Despite many pessimistic predictions, open source is popular as ever and continues to strengthen its position. But the real paradox is that many IT businesses today depend on solutions with open code base even more than regular users.
What proprietary software aficionados were so afraid of during the last twenty years has now become true. The survey conducted by North Bridge shows that around 90% of companies are totally fine with using open source software.
Moreover, it allowed them to improve on such aspects as efficiency, innovation, and interoperability.
But is that really so?
As a full-cycle web and mobile development company, JetRuby also relies on various open source software. For example, our backend developers use Ruby and Elasticsearch to build smooth and scalable websites with flexible search features, while Swift helps us to develop user-friendly iOS apps. Our clients’ projects are deployed on servers powered by Linux distributions. Ubuntu has been one of the standard operating systems in our company for years.

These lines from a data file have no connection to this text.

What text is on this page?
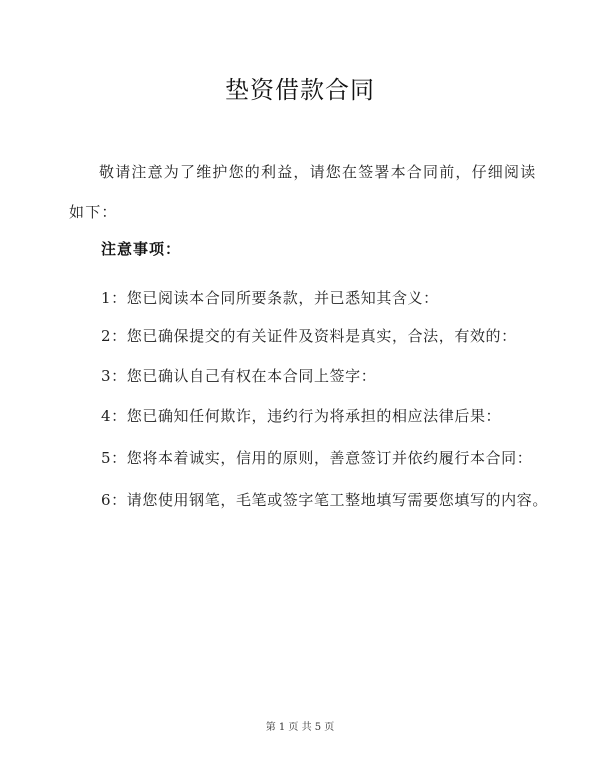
垫资借款合同
敬请注意为了维护您的利益，请您在签署本合同前，仔细阅读如下：
注意事项：
1：您已阅读本合同所要条款，并已悉知其含义：
2：您已确保提交的有关证件及资料是真实，合法，有效的：
3：您已确认自己有权在本合同上签字：
4：您已确知任何欺诈，违约行为将承担的相应法律后果：
5：您将本着诚实，信用的原则，善意签订并依约履行本合同：
6：请您使用钢笔，毛笔或签字笔工整地填写需要您填写的内容。
第 1 页 共 5 页
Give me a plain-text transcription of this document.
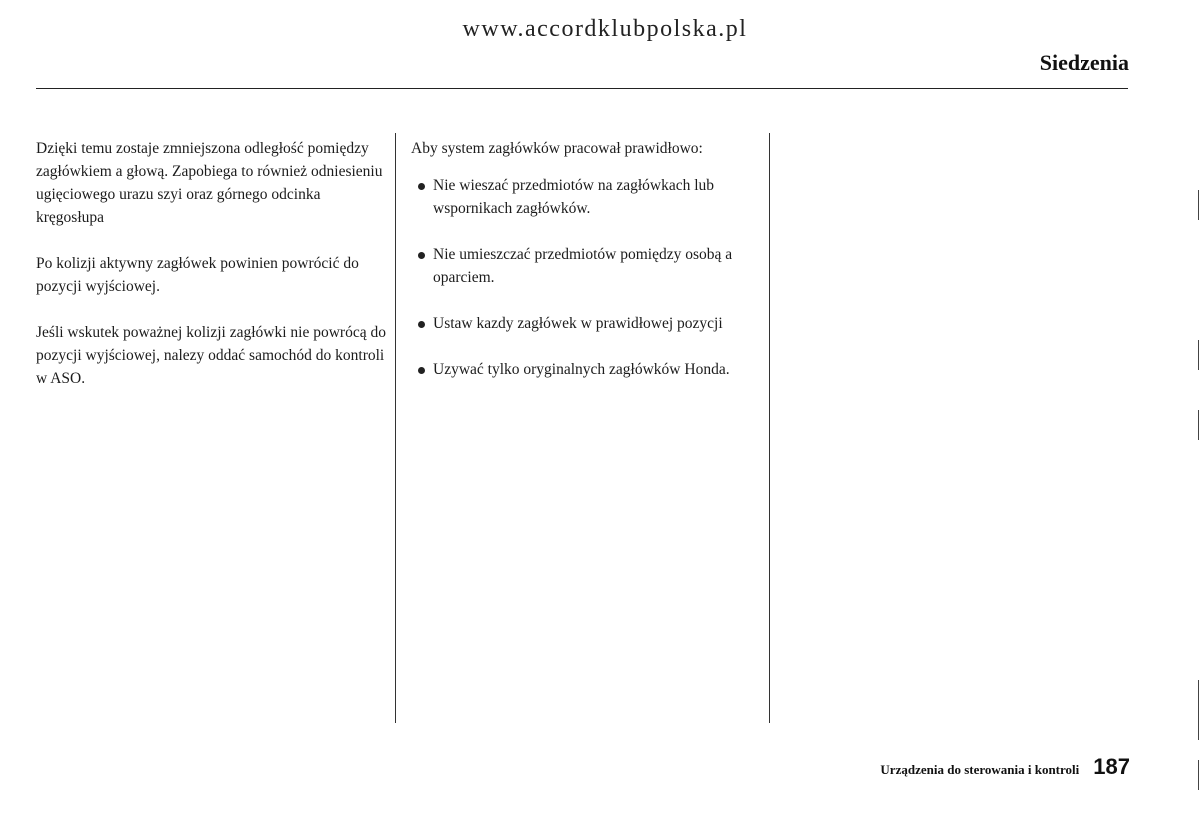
www.accordklubpolska.pl
Siedzenia

Dzięki temu zostaje zmniejszona odległość pomiędzy zagłówkiem a głową. Zapobiega to również odniesieniu ugięciowego urazu szyi oraz górnego odcinka kręgosłupa

Po kolizji aktywny zagłówek powinien powrócić do pozycji wyjściowej.

Jeśli wskutek poważnej kolizji zagłówki nie powrócą do pozycji wyjściowej, nalezy oddać samochód do kontroli w ASO.

Aby system zagłówków pracował prawidłowo:

Nie wieszać przedmiotów na zagłówkach lub wspornikach zagłówków.
Nie umieszczać przedmiotów pomiędzy osobą a oparciem.
Ustaw kazdy zagłówek w prawidłowej pozycji
Uzywać tylko oryginalnych zagłówków Honda.
Urządzenia do sterowania i kontroli 187
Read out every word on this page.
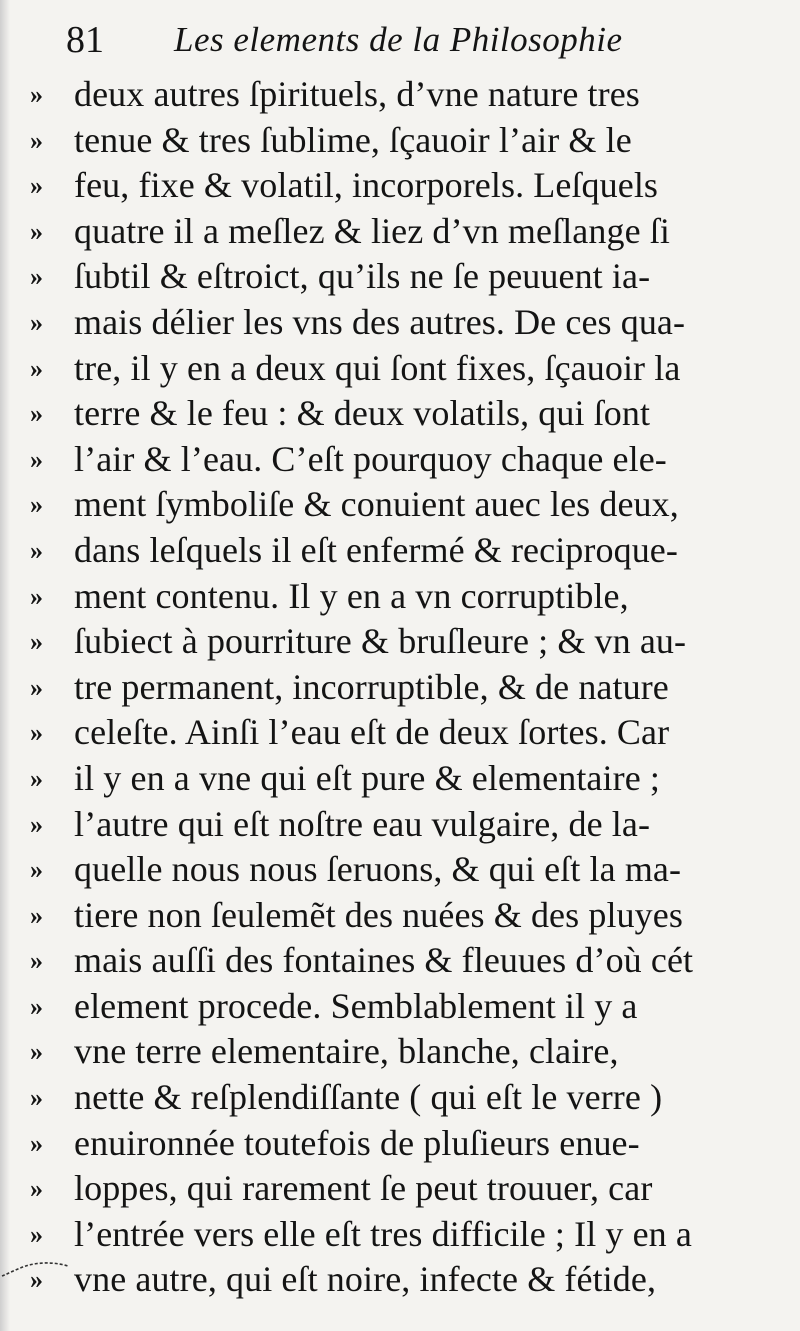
81 Les elements de la Philosophie
» deux autres ſpirituels, d’vne nature tres
» tenue & tres ſublime, ſçauoir l’air & le
» feu, fixe & volatil, incorporels. Leſquels
» quatre il a meſlez & liez d’vn meſlange ſi
» ſubtil & eſtroict, qu’ils ne ſe peuuent ia-
» mais délier les vns des autres. De ces qua-
» tre, il y en a deux qui ſont fixes, ſçauoir la
» terre & le feu : & deux volatils, qui ſont
» l’air & l’eau. C’eſt pourquoy chaque ele-
» ment ſymboliſe & conuient auec les deux,
» dans leſquels il eſt enfermé & reciproque-
» ment contenu. Il y en a vn corruptible,
» ſubiect à pourriture & bruſleure ; & vn au-
» tre permanent, incorruptible, & de nature
» celeſte. Ainſi l’eau eſt de deux ſortes. Car
» il y en a vne qui eſt pure & elementaire ;
» l’autre qui eſt noſtre eau vulgaire, de la-
» quelle nous nous ſeruons, & qui eſt la ma-
» tiere non ſeulemẽt des nuées & des pluyes
» mais auſſi des fontaines & fleuues d’où cét
» element procede. Semblablement il y a
» vne terre elementaire, blanche, claire,
» nette & reſplendiſſante ( qui eſt le verre )
» enuironnée toutefois de pluſieurs enue-
» loppes, qui rarement ſe peut trouuer, car
» l’entrée vers elle eſt tres difficile ; Il y en a
» vne autre, qui eſt noire, infecte & fétide,
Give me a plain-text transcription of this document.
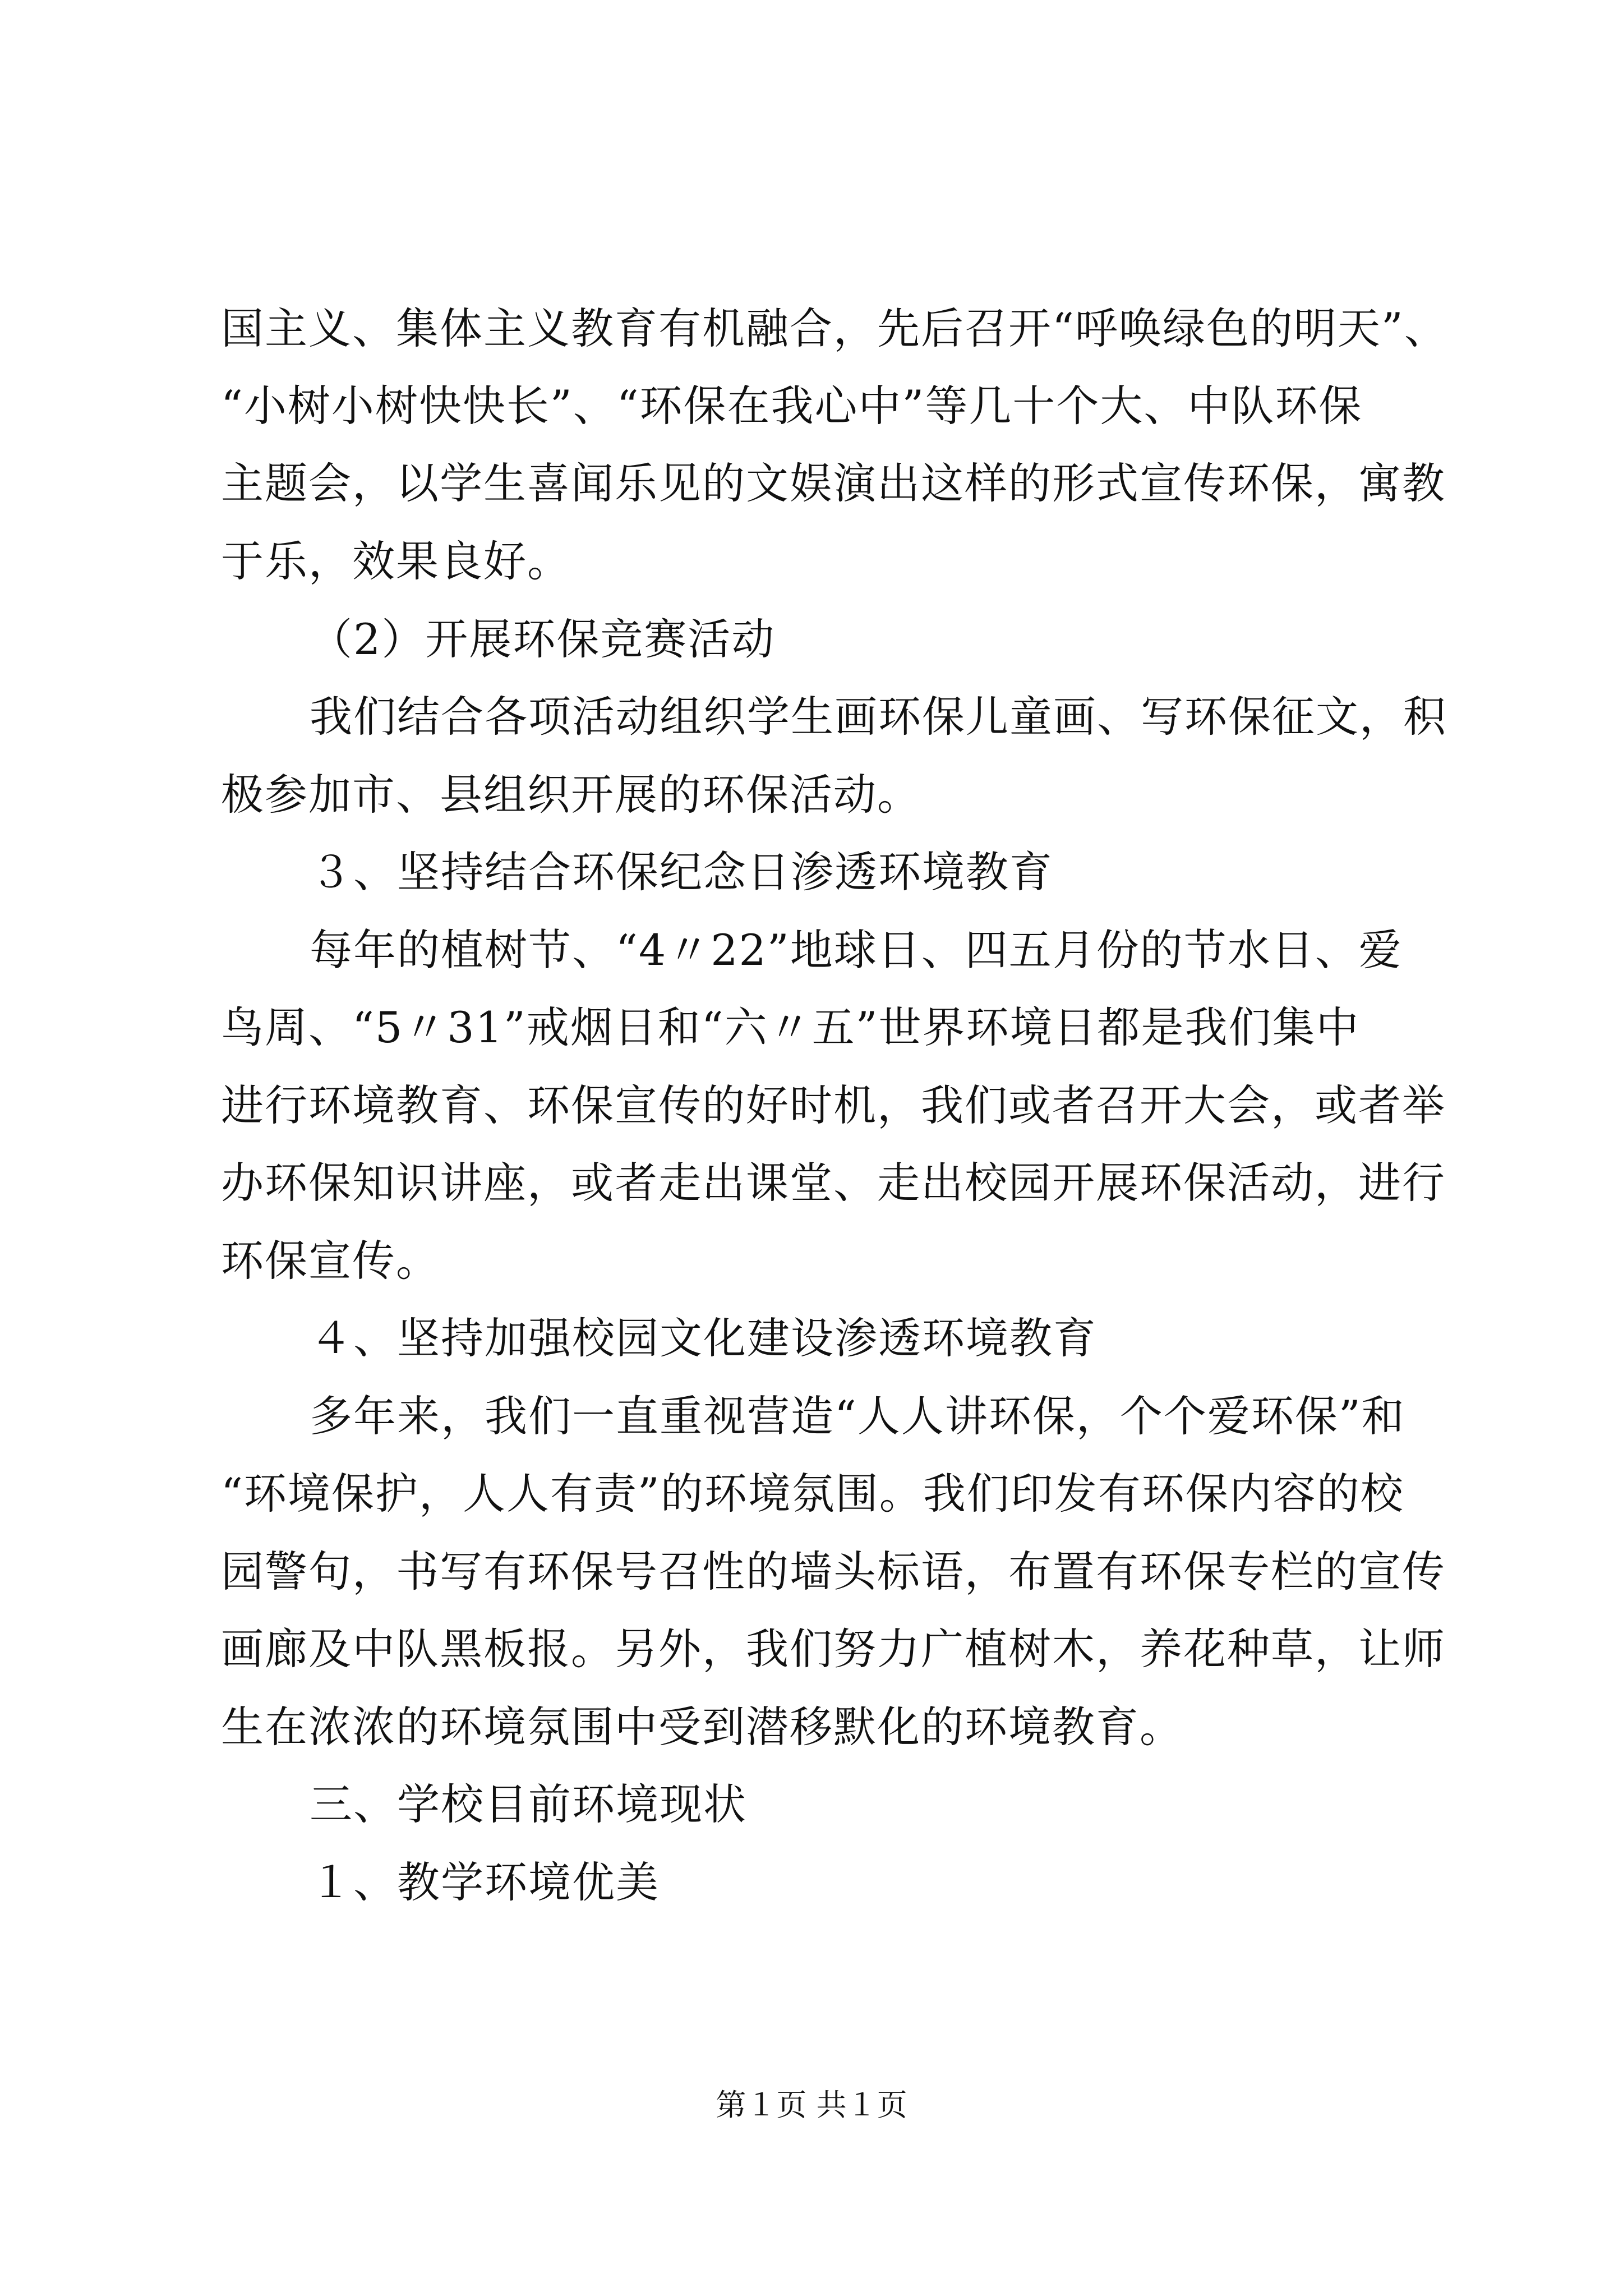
国主义、集体主义教育有机融合，先后召开“呼唤绿色的明天”、
“小树小树快快长”、“环保在我心中”等几十个大、中队环保
主题会，以学生喜闻乐见的文娱演出这样的形式宣传环保，寓教
于乐，效果良好。
（2）开展环保竞赛活动
我们结合各项活动组织学生画环保儿童画、写环保征文，积
极参加市、县组织开展的环保活动。
３、坚持结合环保纪念日渗透环境教育
每年的植树节、“4〃22”地球日、四五月份的节水日、爱
鸟周、“5〃31”戒烟日和“六〃五”世界环境日都是我们集中
进行环境教育、环保宣传的好时机，我们或者召开大会，或者举
办环保知识讲座，或者走出课堂、走出校园开展环保活动，进行
环保宣传。
４、坚持加强校园文化建设渗透环境教育
多年来，我们一直重视营造“人人讲环保，个个爱环保”和
“环境保护，人人有责”的环境氛围。我们印发有环保内容的校
园警句，书写有环保号召性的墙头标语，布置有环保专栏的宣传
画廊及中队黑板报。另外，我们努力广植树木，养花种草，让师
生在浓浓的环境氛围中受到潜移默化的环境教育。
三、学校目前环境现状
１、教学环境优美
第１页 共１页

In fact, there is a bunch of other open source software that has made its home in our stack of technologies: Ruby on Rails, Angular.JS, MongoDB, Python, React.JS, Gitlab, and many others. All of these tools and programming languages have allowed us to improve our development processes and consequently deliver projects to clients faster.
Finally, open source software is just more secure than corporate software. If that comes out as a surprise for you, then you probably have never heard of the Linus’s law: “many eyes make all bugs shallow”. It boils down to simple mathematics. Most of the people who develop open source software are using it themselves, not mentioning that there can be up to tens of thousands of people involved in just one project.
As a result, bugs and other defects are found and eliminated very quickly. The report from Coverity, a software testing company, confirms this. In a nutshell, they analyzed more than 1500 open-source projects including FreeBSD, LibreOffice, Hadoop, and some others. The results showed that open source software contains less bugs per one thousand lines of code than corporate software.
So, if things look so great, why should you support open source software financially? Why would companies want invest into something that is so commercially unmeasurable as open source? From a business perspective, that kind of move hardly makes sense. You’d think…wouldn’t you?
The reason is quite prosaic. Open source is not the horn of plenty. You can’t keep taking something for free, expecting it to last forever.
The advantages of adopting open source have their price. When your company depends on a technology that was created by somebody else, it becomes exposed to a certain number of risks.
For example, what do you think would happen if the framework your whole infrastructure is based on, ceases to be supported? Surely, if there are thousands of developers working in your company, then you’ll probably be able to allow a team or two on supporting that framework and that’s that. But what about small and midsize businesses?
For them, finding an adequate replacement could be extremely challenging both in terms of time and money. That’s not mentioning potential reputational damage because of failing to continue development and/or maintenance of clients’ projects.
In order to avoid that costly risk, companies need to make sure that the open source technologies they rely on will continue to be relevant and thrive in the future. That leaves you with two options: free community support and money donations.
The first one is quite simple. You can contribute to development of new features, discuss them on forums, help with catching bugs, etc — we’ve been doing that for many years now. In the short term, it does help.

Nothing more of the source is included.